Monthly Archives: January 2017

paper early on line

Just had a notification that one of our papers is now available early on-line (pre-formatted version). There was a delay is this coming out as our specialty journal, veterinary anaesthesia and analgesia has recently migrated publishers, from Wiley to Elsevier. I have very mixed feelings about the change of publisher (our paper was submitted months before the change came in to effect) as Elsevier has received considerable criticism for its business model, where libraries have limited ability to subscribe to single journals titles but rather, must subscribe to large (expensive) packages of titles that include the title they are interested in. This is better and more completely explained here, here and here. I am not (yet) a signatory on The Cost of Knowledge Website as Vet Anaesth Analg remains the most efficient way to reach our target audience for most of our clinical research papers. This is a difficult position: support colleagues in other fields, notably mathematics, who are more directly affected by these business practices by publishing elsewhere and risk missing our target audience (or at least slowing the time for our papers to be “found”), or continue as usual to ensure the visibility of our research? I have little doubt that our recent move to publishing more frequently in open access journals has had a negative effect on who sees our work. I have tried to offset this by sending links to papers to colleagues who I think might be interested, though this form of self-promotion feels a little odd.
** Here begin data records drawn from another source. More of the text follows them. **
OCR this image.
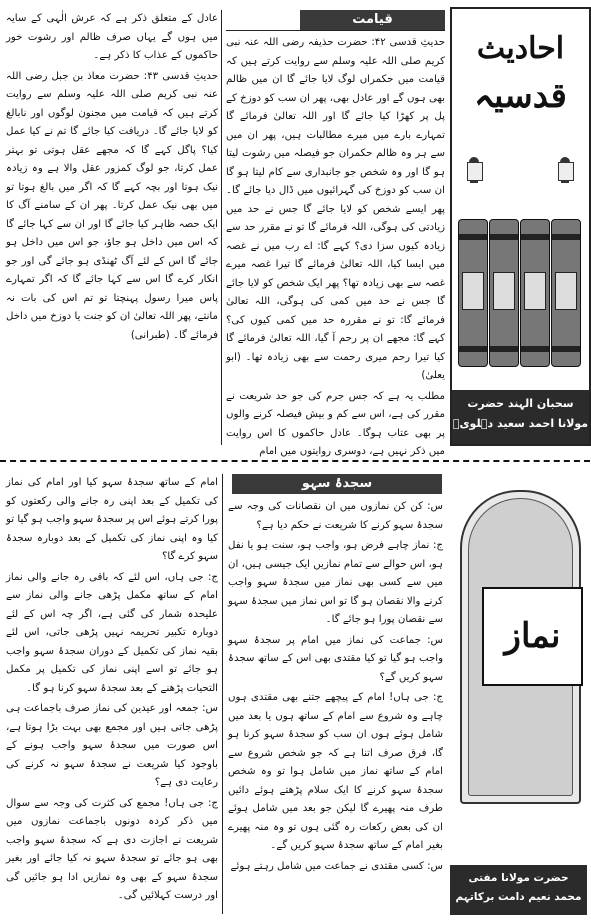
قیامت

حدیثِ قدسی ۴۲: حضرت حذیفہ رضی اللہ عنہ نبی کریم صلی اللہ علیہ وسلم سے روایت کرتے ہیں کہ قیامت میں حکمراں لوگ لایا جائے گا ان میں ظالم بھی ہوں گے اور عادل بھی، پھر ان سب کو دوزخ کے پل پر کھڑا کیا جائے گا اور اللہ تعالیٰ فرمائے گا تمہارے بارے میں میرے مطالبات ہیں، پھر ان میں سے ہر وہ ظالم حکمران جو فیصلہ میں رشوت لیتا ہو گا اور وہ شخص جو جانبداری سے کام لیتا ہو گا ان سب کو دوزخ کی گہرائیوں میں ڈال دیا جائے گا۔ پھر ایسے شخص کو لایا جائے گا جس نے حد میں زیادتی کی ہوگی، اللہ فرمائے گا تو نے مقرر حد سے زیادہ کیوں سزا دی؟ کہے گا: اے رب میں نے غصہ میں ایسا کیا، اللہ تعالیٰ فرمائے گا تیرا غصہ میرے غصہ سے بھی زیادہ تھا؟ پھر ایک شخص کو لایا جائے گا جس نے حد میں کمی کی ہوگی، اللہ تعالیٰ فرمائے گا: تو نے مقررہ حد میں کمی کیوں کی؟ کہے گا: مجھے ان پر رحم آ گیا، اللہ تعالیٰ فرمائے گا کیا تیرا رحم میری رحمت سے بھی زیادہ تھا۔ (ابو یعلیٰ)

مطلب یہ ہے کہ جس جرم کی جو حد شریعت نے مقرر کی ہے، اس سے کم و بیش فیصلہ کرنے والوں پر بھی عتاب ہوگا۔ عادل حاکموں کا اس روایت میں ذکر نہیں ہے، دوسری روایتوں میں امام

عادل کے متعلق ذکر ہے کہ عرش الٰہی کے سایہ میں ہوں گے یہاں صرف ظالم اور رشوت خور حاکموں کے عذاب کا ذکر ہے۔

حدیثِ قدسی ۴۳: حضرت معاذ بن جبل رضی اللہ عنہ نبی کریم صلی اللہ علیہ وسلم سے روایت کرتے ہیں کہ قیامت میں مجنون لوگوں اور نابالغ کو لایا جائے گا۔ دریافت کیا جائے گا تم نے کیا عمل کیا؟ پاگل کہے گا کہ مجھے عقل ہوتی تو بہتر عمل کرتا، جو لوگ کمزور عقل والا ہے وہ زیادہ نیک ہوتا اور بچہ کہے گا کہ اگر میں بالغ ہوتا تو میں بھی نیک عمل کرتا۔ پھر ان کے سامنے آگ کا ایک حصہ ظاہر کیا جائے گا اور ان سے کہا جائے گا کہ اس میں داخل ہو جاؤ، جو اس میں داخل ہو جائے گا اس کے لئے آگ ٹھنڈی ہو جائے گی اور جو انکار کرے گا اس سے کہا جائے گا کہ اگر تمہارے پاس میرا رسول پہنچتا تو تم اس کی بات نہ مانتے، پھر اللہ تعالیٰ ان کو جنت یا دوزخ میں داخل فرمائے گا۔ (طبرانی)

احادیث
قدسیہ
سحبان الہند حضرت
مولانا احمد سعید دہلویؒ
سجدۂ سہو

س: کن کن نمازوں میں ان نقصانات کی وجہ سے سجدۂ سہو کرنے کا شریعت نے حکم دیا ہے؟

ج: نماز چاہے فرض ہو، واجب ہو، سنت ہو یا نفل ہو، اس حوالے سے تمام نمازیں ایک جیسی ہیں، ان میں سے کسی بھی نماز میں سجدۂ سہو واجب کرنے والا نقصان ہو گا تو اس نماز میں سجدۂ سہو سے نقصان پورا ہو جائے گا۔

س: جماعت کی نماز میں امام پر سجدۂ سہو واجب ہو گیا تو کیا مقتدی بھی اس کے ساتھ سجدۂ سہو کریں گے؟

ج: جی ہاں! امام کے پیچھے جتنے بھی مقتدی ہوں چاہے وہ شروع سے امام کے ساتھ ہوں یا بعد میں شامل ہوئے ہوں ان سب کو سجدۂ سہو کرنا ہو گا، فرق صرف اتنا ہے کہ جو شخص شروع سے امام کے ساتھ نماز میں شامل ہوا تو وہ شخص سجدۂ سہو کرنے کا ایک سلام پڑھتے ہوئے دائیں طرف منہ پھیرے گا لیکن جو بعد میں شامل ہوئے ان کی بعض رکعات رہ گئی ہوں تو وہ منہ پھیرے بغیر امام کے ساتھ سجدۂ سہو کریں گے۔

س: کسی مقتدی نے جماعت میں شامل رہتے ہوئے

امام کے ساتھ سجدۂ سہو کیا اور امام کی نماز کی تکمیل کے بعد اپنی رہ جانے والی رکعتوں کو پورا کرتے ہوئے اس پر سجدۂ سہو واجب ہو گیا تو کیا وہ اپنی نماز کی تکمیل کے بعد دوبارہ سجدۂ سہو کرے گا؟

ج: جی ہاں، اس لئے کہ باقی رہ جانے والی نماز امام کے ساتھ مکمل پڑھی جانے والی نماز سے علیحدہ شمار کی گئی ہے، اگر چہ اس کے لئے دوبارہ تکبیر تحریمہ نہیں پڑھی جاتی، اس لئے بقیہ نماز کی تکمیل کے دوران سجدۂ سہو واجب ہو جائے تو اسے اپنی نماز کی تکمیل پر مکمل التحیات پڑھنے کے بعد سجدۂ سہو کرنا ہو گا۔

س: جمعہ اور عیدین کی نماز صرف باجماعت ہی پڑھی جاتی ہیں اور مجمع بھی بہت بڑا ہوتا ہے، اس صورت میں سجدۂ سہو واجب ہونے کے باوجود کیا شریعت نے سجدۂ سہو نہ کرنے کی رعایت دی ہے؟

ج: جی ہاں! مجمع کی کثرت کی وجہ سے سوال میں ذکر کردہ دونوں باجماعت نمازوں میں شریعت نے اجازت دی ہے کہ سجدۂ سہو واجب بھی ہو جائے تو سجدۂ سہو نہ کیا جائے اور بغیر سجدۂ سہو کے بھی وہ نمازیں ادا ہو جائیں گی اور درست کہلائیں گی۔

نماز
حضرت مولانا مفتی
محمد نعیم دامت برکاتہم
Of course, Elsevier is not alone in its practices. It just happened to be the first publisher to face a large scale, organized response from scientists.


Back to the paper…we used a very nice demeanor (behaviour) assessment scale, published by Gareth Zeiler, to show that demeanor can interfere with pain assessment. Essentially, cats that are timid or aggressive tend to have inflated pain scores. This is not a justification to not administer analgesia (pain relief) but another indication that, sadly, pain assessment is more complicated than we’d like to believe.